Jumping spiders are among the easiest to distinguish from similar spider families because of the shape of the cephalothorax and their eye patterns. The families closest to Salticidae in general appearance are the Corinnidae (distinguished also by prominent spines on the back four legs), the Oxyopidae (the lynx spiders, distinguished by very prominent spines on all legs), and the Thomisidae (the crab spiders, distinguished by their front four legs, which are very long and powerful). None of these families however, have eyes that resemble those of the Salticidae. Conversely, the legs of jumping spiders are not covered with any very prominent spines. Their front four legs generally are larger than the hind four, but not as dramatically so as those of the crab spiders, nor are they held in the outstretched-arms attitude characteristic of the Thomisidae. In spite of the length of their front legs, Salticidae depend on their rear legs for jumping. The generally larger front legs are used partly to assist in grasping prey, and in some species, the front legs and pedipalps are used in species-recognition signalling.
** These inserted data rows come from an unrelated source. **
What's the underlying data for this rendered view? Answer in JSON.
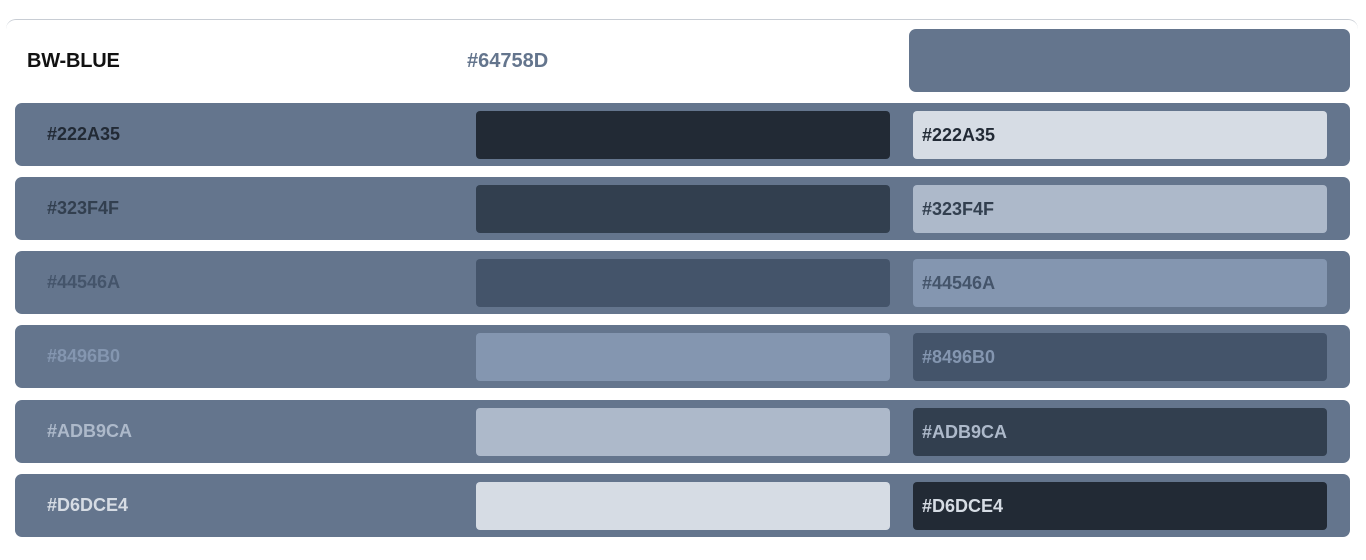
{
  "palette": {
    "name": "BW-BLUE",
    "base_hex": "#64758D",
    "base_color": "#64758D"
  },
  "shades": [
    {
      "hex": "#222A35",
      "label_color": "#222A35",
      "swatch_color": "#222A35",
      "chip_bg": "#D6DCE4",
      "chip_text": "#222A35"
    },
    {
      "hex": "#323F4F",
      "label_color": "#323F4F",
      "swatch_color": "#323F4F",
      "chip_bg": "#ADB9CA",
      "chip_text": "#323F4F"
    },
    {
      "hex": "#44546A",
      "label_color": "#44546A",
      "swatch_color": "#44546A",
      "chip_bg": "#8496B0",
      "chip_text": "#44546A"
    },
    {
      "hex": "#8496B0",
      "label_color": "#8496B0",
      "swatch_color": "#8496B0",
      "chip_bg": "#44546A",
      "chip_text": "#8496B0"
    },
    {
      "hex": "#ADB9CA",
      "label_color": "#ADB9CA",
      "swatch_color": "#ADB9CA",
      "chip_bg": "#323F4F",
      "chip_text": "#ADB9CA"
    },
    {
      "hex": "#D6DCE4",
      "label_color": "#D6DCE4",
      "swatch_color": "#D6DCE4",
      "chip_bg": "#222A35",
      "chip_text": "#D6DCE4"
    }
  ]
}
The jumping spiders, unlike the other families, have faces that are roughly rectangular surfaces perpendicular to their direction of motion. In effect this means that their forward-looking, anterior eyes are on "flat faces", as shown in the photographs. Their eye pattern is the clearest single identifying characteristic. They have eight eyes, as illustrated.Most diagnostic are the front row of four eyes, in which the anterior median pair are more dramatically prominent than any other spider eyes apart from the posterior median eyes of the Deinopidae. There is, however, a radical functional difference between the major (AME) eyes of Salticidae and the major (PME) eyes of the Deinopidae; the large posterior eyes of Deinopidae are adapted mainly to vision in dim light, whereas the large anterior eyes of Salticidae are adapted to detailed, three-dimensional vision for purposes of estimating the range, direction, and nature of potential prey, permitting the spider to direct its attacking leaps with great precision. The anterior lateral eyes, though large, are smaller than the AME and provide a wider forward field of vision.
The rear row of four eyes may be described as strongly bent, or as being rearranged into two rows, with two large posterior lateral eyes being the furthest back. They serve for lateral vision. The posterior median eyes also have been shifted out laterally, almost as far as the posterior lateral eyes. They are usually much smaller than the posterior lateral eyes and there is doubt about whether they are at all functional in many species.
The body length of jumping spiders generally ranges from 1 to 25 mm (0.04–0.98 in). The largest is Hyllus giganteus, while other genera with relatively large species include Phidippus, Philaeus and Plexippus.
In addition to using their silk for safety lines while jumping, they also build silken "pup tents", where they take shelter from bad weather and sleep at night. They molt in these shelters, build and store egg cases in them, and also spend the winter in them.